El peronismo lidera, pero sin hegemonía

En el escenario electoral presidencial 2027, el PJ/Fuerza Patria aparece primero con 28,4%, seguido por La Libertad Avanza con 22,1%. El PRO obtiene 5,4%, la izquierda 5,1%, la UCR 4,1%, el espacio de Victoria Villarruel 3,5% y las alianzas provinciales 3%. Sin embargo, el dato más alto después del peronismo es otro: 27,2% no sabe aún a quién votaría. Ese “no sabe” es hoy el verdadero territorio en disputa.

En un segundo escenario, con una alianza UCR-PRO-partidos provinciales consolidada, el PJ sube a 31,7%, La Libertad Avanza llega a 23,9%, esa coalición opositora marca 9,5% y el no sabe se mantiene altísimo en 30,5% .

En potencialidad de voto, Axel Kicillof aparece con el mejor desempeño: 44,1% dice que lo votaría, contra 43,8% que nunca lo haría. Sergio Massa registra 34,6% de intención favorable y Patricia Bullrich 32,4%.

Javier Milei, en cambio, exhibe un dato preocupante: sólo 31,4% dice que lo votaría nuevamente, mientras 57,2% asegura que no lo votaría .

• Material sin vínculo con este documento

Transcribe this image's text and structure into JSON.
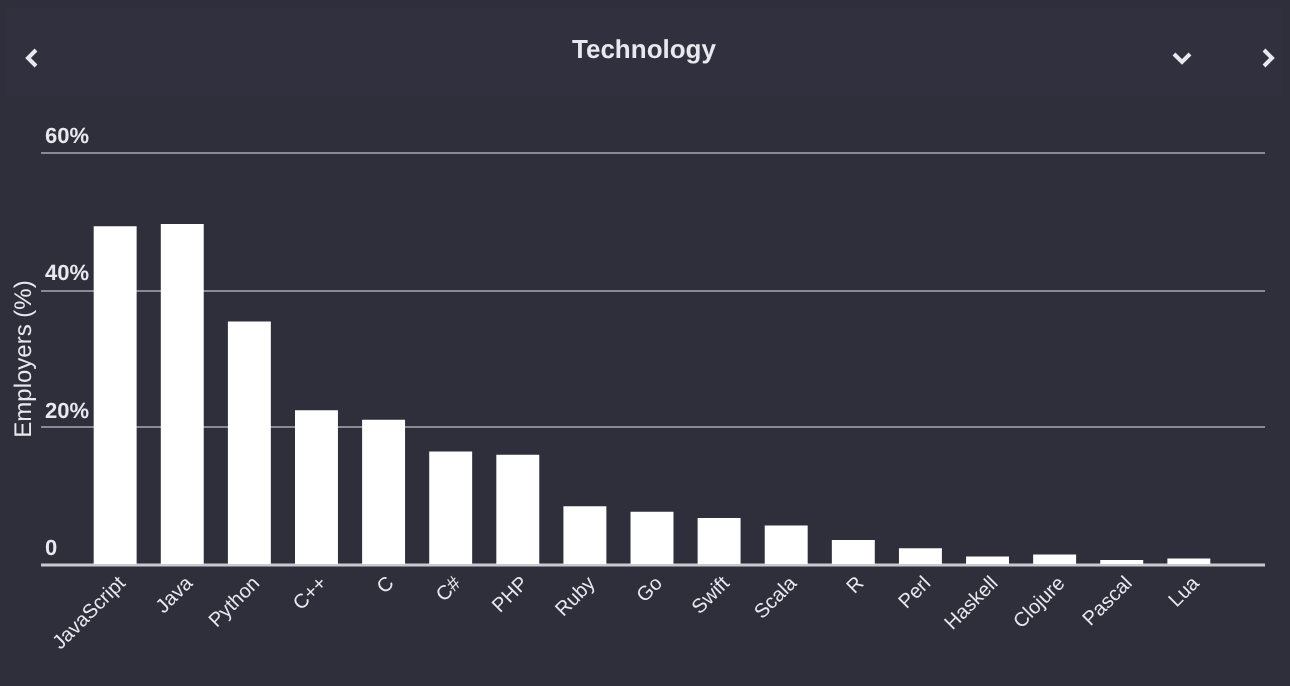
{
  "chart_data": {
    "type": "bar",
    "title": "Technology",
    "ylabel": "Employers (%)",
    "categories": [
      "JavaScript",
      "Java",
      "Python",
      "C++",
      "C",
      "C#",
      "PHP",
      "Ruby",
      "Go",
      "Swift",
      "Scala",
      "R",
      "Perl",
      "Haskell",
      "Clojure",
      "Pascal",
      "Lua"
    ],
    "values": [
      49.2,
      49.5,
      35.3,
      22.4,
      21.0,
      16.4,
      15.9,
      8.4,
      7.6,
      6.7,
      5.6,
      3.5,
      2.3,
      1.1,
      1.4,
      0.6,
      0.8
    ],
    "color": "#ffffff",
    "ylim": [
      0,
      60
    ],
    "yticks": [
      0,
      {
        "value": 20,
        "label": "20%"
      },
      {
        "value": 40,
        "label": "40%"
      },
      {
        "value": 60,
        "label": "60%"
      }
    ],
    "grid": "y"
  }
}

La fotografía de mayo no muestra todavía un reemplazo político definido, pero sí una certeza social: una mayoría creciente ya no quiere continuidad.

La administración Milei enfrenta una doble dificultad: perdió aprobación y todavía no encuentra un nuevo relato que compense el deterioro económico, la caída del salario, el desgaste institucional y la frustración de parte de su propio electorado.